A bit behind on posting the step by step on this piece. This was a rush order, so I didn’t get as many photos as I would have liked to, but I will do my best to fill in the gaps with words.
The staff design from the game, some changes were made to allow it to actually fold up and allow for durability.
I first heat formed some PVC pipe for the basic handle curves. I decided that using the tension from two slip elbow pvc joints would be the best bet to make the handle collapse as it does in the game.
The head was carved in several layers of insulation foam. After this I also cut out the mouth. This was then gessoed and got a layer of bondo.

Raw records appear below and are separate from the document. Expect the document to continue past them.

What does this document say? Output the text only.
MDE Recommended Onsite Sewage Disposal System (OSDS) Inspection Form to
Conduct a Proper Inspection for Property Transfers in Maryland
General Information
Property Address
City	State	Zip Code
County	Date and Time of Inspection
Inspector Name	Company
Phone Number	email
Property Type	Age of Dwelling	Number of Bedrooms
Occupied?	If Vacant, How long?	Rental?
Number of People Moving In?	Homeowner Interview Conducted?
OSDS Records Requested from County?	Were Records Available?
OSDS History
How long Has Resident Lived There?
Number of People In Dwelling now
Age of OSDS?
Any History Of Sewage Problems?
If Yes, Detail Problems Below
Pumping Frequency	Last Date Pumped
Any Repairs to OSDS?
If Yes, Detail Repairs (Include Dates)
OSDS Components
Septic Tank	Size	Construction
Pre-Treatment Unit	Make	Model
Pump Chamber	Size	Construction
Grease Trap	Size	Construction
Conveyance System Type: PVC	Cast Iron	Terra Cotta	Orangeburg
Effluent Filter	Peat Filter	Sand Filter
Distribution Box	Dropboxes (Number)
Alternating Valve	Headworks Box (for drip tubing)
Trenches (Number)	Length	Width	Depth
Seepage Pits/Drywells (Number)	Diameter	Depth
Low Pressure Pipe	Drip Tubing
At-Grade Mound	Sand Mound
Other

The first of many layers of bondo over heat formed wonderflex for the flower petals. There are also stacked layers of wonderflex towards the end to smooth the transition from handle to cap.
As you can see, it requires quite a lot of sanding once it cures. Over the course of this project I did find a few tricks for getting it even smoother during application.
First sanding, somewhat rough, but another layer of bondo would be covering this. I also took the time to confirm my color selection with my client.
More and more bondo and wonderflex. At this point, the head has received a layer of bondo, then a layer of wonderflex over it.
The pivot point, I ended up needing to switch one of the elbows to increase the distance between the flower petals.
The beans/mitama details were first sculpted in plastalina, this is the sculpt about halfway through.
The plastalina prototype was molded in silicone and I started casting hollow resin versions.
The antlers are insulation foam and paper mache around a double galvanized steel wire base. This was then covered in wonderflex and a few layers of bondo. The lower halves in this shot have this treatment, while the upper parts are the raw foam carvings.
Even more bondo! Never have I sanded so much.
Close up of the head and antlers. After this I decided to give the head yet another coat of bondo. Here is a bit of a gap in photograhs. After this, the last few mitamas were cast and smoothed out a bit, the handle, head and joints in the antlers got more bondo and I did the final sanding. After that, the pieces were primed and painted.
Nearly done, touchups, clearcoat and a few details to go. This is the staff folded up. I adore these bright colors.
I did all of these gradients by hand with a paintbrush. Unfortunately my studio lacks an airbrush.
I didn’t take any photographs of doing the head cap where the antlers attach. It’s a solid resin cap, with galvanized steel rods helping to anchor it solidly into the head. I achieved this by stabbing some galvanized steel wires into the head with about an inch protruding for additional anchors, then made a paper “mold” in the shape I wanted and added a rectangle of insulation foam where I wanted the channel for the antlers to go. Resin was poured into this, and once cured I simply removed the paper and foam and sanded it to the final form. Unfortunately, the first time I did this, I accidentally placed the steel wires right where I needed to drill the screws to hold in the antler loops, so I had to take a hammer to the headcap to start over. I can say with absolute certainly that this method made that headcap -very- sturdy! Took me a half an hour, pliers, a hammer and a power drill to get the thing off. The second time I was much more careful where those anchor wires went. I also used the paper mold technique to make the diamond shaped gem at the top.
Another head shot. The spheres are just birch balls, painted and drilled.
The beads and big gem laid out. The gem is actually a cast left over from another commission for Serah’s Tear.
A full shot of the extended staff, now time to add a half a dozen coats of protective clearcoat. I used Pledge Tile and Vinyl Floor Finish as my clearcoat, this is the product that was once known as Future Floor Wax, it’s very durable and high shine, and it smells nice too, a nice change from all the fumes I have to deal with.
Beads and gem now properly strung, with a hidden knot, all with burnt and bandaged fingers on my dominant hand! The things I’ll do to fish out the last snow crab claw from the boiling pot.
Completed staff – Folded
The complete piece, folded up. The handle rotates, and the antlers come out of slots in the headpiece and can be anchored either up or down with screws in the back.
Completed staff – Extended
The complete piece, extended. The staff is just under four feet long and weighs less than four pounds.